The idea of using air-cushion to aid in vehicle transportation, leading to the development of military hovercraft, was born in the late 1800s. The Do-X flying boat, built in 1929, made use of air-cushion transportation. It allowed the “boat” to hover above the water surface, reducing the drag and increasing its speed and efficiency. The British military developed the first real hovercraft in the 1950s — the Saunders Roe, Nautical 1 (SR.N1). Soon after, the U.S., France, Sweden, and Japan developed their own versions.
Development continued as the benefits of a military hovercraft were discovered. These vehicles could traverse almost any terrain because of its air cushion, including land, water, and ice. Hovercraft were also given a rubberized skirt to hold the air cushion on uneven ground.
The hovercraft saw the most action in the U.S. military during the Vietnam War as a patrol unit.
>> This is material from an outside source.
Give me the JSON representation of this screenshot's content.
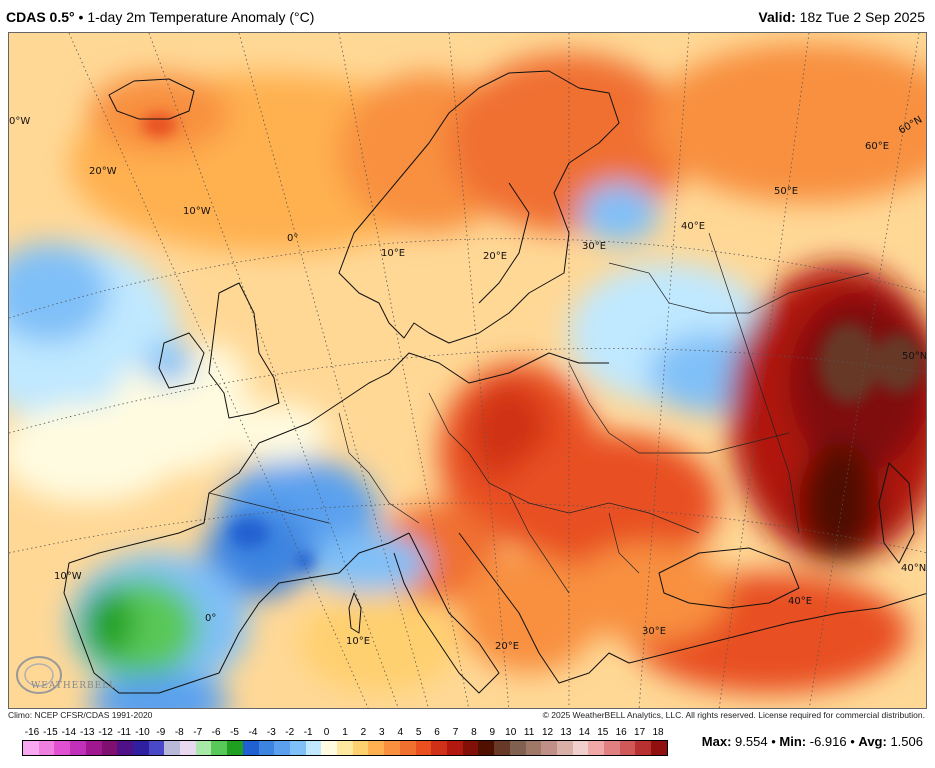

The hovercraft’s unique ability to travel on water and land proved useful in the reedy parts of Vietnam. Today, the military hovercraft serves a limited purpose. The Landing Craft Air Cushion (LCAC) hovercraft has been developed for the U.S. Navy to serve as a connector between ships at sea and land bases. These military hovercraft primarily transport weapons and other military surplus to naval ships. Military hovercraft are also used in the Coast Guard for patrolling duties.
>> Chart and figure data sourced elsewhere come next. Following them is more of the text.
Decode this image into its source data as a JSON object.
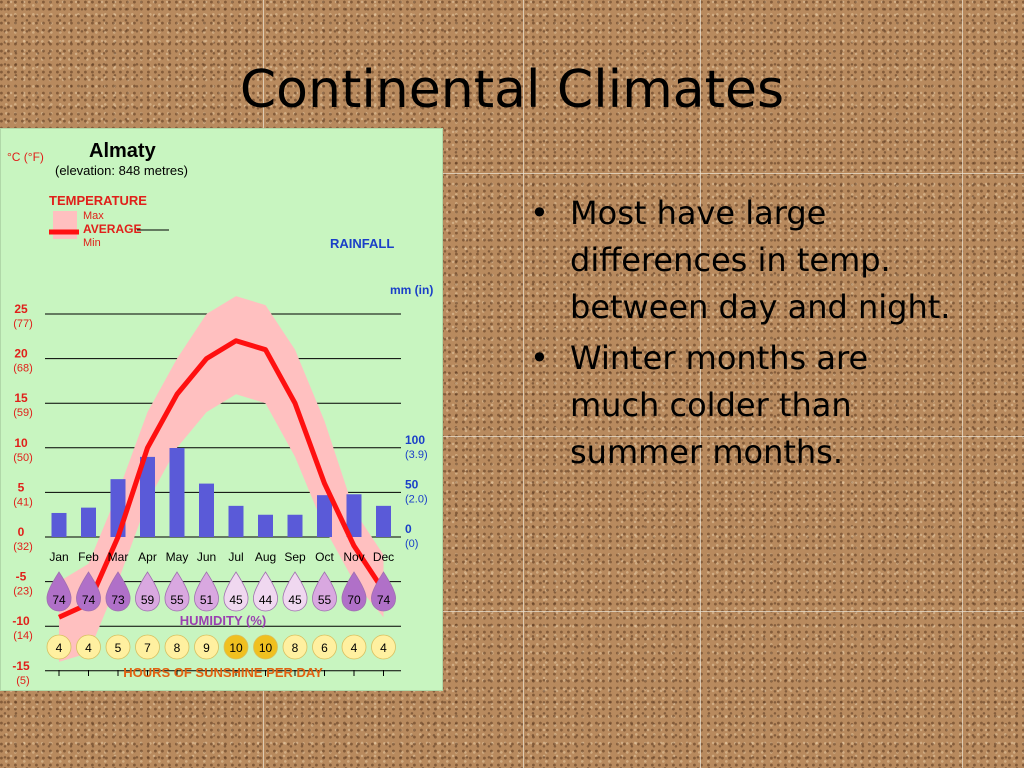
{
  "slide": {
    "title": "Continental Climates",
    "bullets": [
      "Most have large differences in temp. between day and night.",
      "Winter months are much colder than summer months."
    ],
    "bullet_marker": "•"
  },
  "chart_data": {
    "type": "climate-graph",
    "title": "Almaty",
    "subtitle": "(elevation: 848 metres)",
    "temperature_axis": {
      "label": "°C (°F)",
      "ticks": [
        {
          "c": "25",
          "f": "(77)"
        },
        {
          "c": "20",
          "f": "(68)"
        },
        {
          "c": "15",
          "f": "(59)"
        },
        {
          "c": "10",
          "f": "(50)"
        },
        {
          "c": "5",
          "f": "(41)"
        },
        {
          "c": "0",
          "f": "(32)"
        },
        {
          "c": "-5",
          "f": "(23)"
        },
        {
          "c": "-10",
          "f": "(14)"
        },
        {
          "c": "-15",
          "f": "(5)"
        }
      ],
      "ylim": [
        -15,
        25
      ]
    },
    "rainfall_axis": {
      "label": "mm (in)",
      "ticks": [
        {
          "mm": "100",
          "in": "(3.9)",
          "value": 100
        },
        {
          "mm": "50",
          "in": "(2.0)",
          "value": 50
        },
        {
          "mm": "0",
          "in": "(0)",
          "value": 0
        }
      ]
    },
    "legend": {
      "temperature_label": "TEMPERATURE",
      "max_label": "Max",
      "average_label": "AVERAGE",
      "min_label": "Min",
      "rainfall_label": "RAINFALL"
    },
    "months": [
      "Jan",
      "Feb",
      "Mar",
      "Apr",
      "May",
      "Jun",
      "Jul",
      "Aug",
      "Sep",
      "Oct",
      "Nov",
      "Dec"
    ],
    "temp_average": [
      -9,
      -7.5,
      0,
      10,
      16,
      20,
      22,
      21,
      15,
      6,
      -1,
      -6
    ],
    "temp_max": [
      -5,
      -3,
      5,
      14,
      20,
      25,
      27,
      26,
      21,
      13,
      3,
      -2
    ],
    "temp_min": [
      -14,
      -13,
      -5,
      4,
      10,
      14,
      16,
      15,
      9,
      1,
      -5,
      -9
    ],
    "rainfall_mm": [
      27,
      33,
      65,
      90,
      100,
      60,
      35,
      25,
      25,
      47,
      48,
      35
    ],
    "humidity": {
      "label": "HUMIDITY (%)",
      "values": [
        "74",
        "74",
        "73",
        "59",
        "55",
        "51",
        "45",
        "44",
        "45",
        "55",
        "70",
        "74"
      ]
    },
    "sunshine": {
      "label": "HOURS OF SUNSHINE PER DAY",
      "values": [
        "4",
        "4",
        "5",
        "7",
        "8",
        "9",
        "10",
        "10",
        "8",
        "6",
        "4",
        "4"
      ]
    },
    "colors": {
      "panel_background": "#c8f5c0",
      "average_line": "#ff1010",
      "range_band": "#ffc0c0",
      "rain_bars": "#5a5ad8",
      "temp_text": "#e0201a",
      "rain_text": "#1a3fc8",
      "humidity_drop_high": "#b070c8",
      "humidity_drop_mid": "#d9a8e0",
      "humidity_drop_low": "#f0d8f0",
      "sun_circle_high": "#f0c020",
      "sun_circle_low": "#fff0a0",
      "footer_text": "#e06010",
      "humidity_text": "#9a40b0"
    }
  }
}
Many civilians own hovercraft for recreational or sporting purposes. You can build your own hovercraft with a kit, or buy one from a commercial supplier, such as Universal Hovercraft. I can remember my good friend Bill Wayne wanting to build his own when we were younger… Another interesting fact is that there are hovercraft clubs in Europe and the U.S. that have hovercraft racing events.
So you might not get to use a hovercraft like James Bond on a mission, but you can still get your own to enjoy.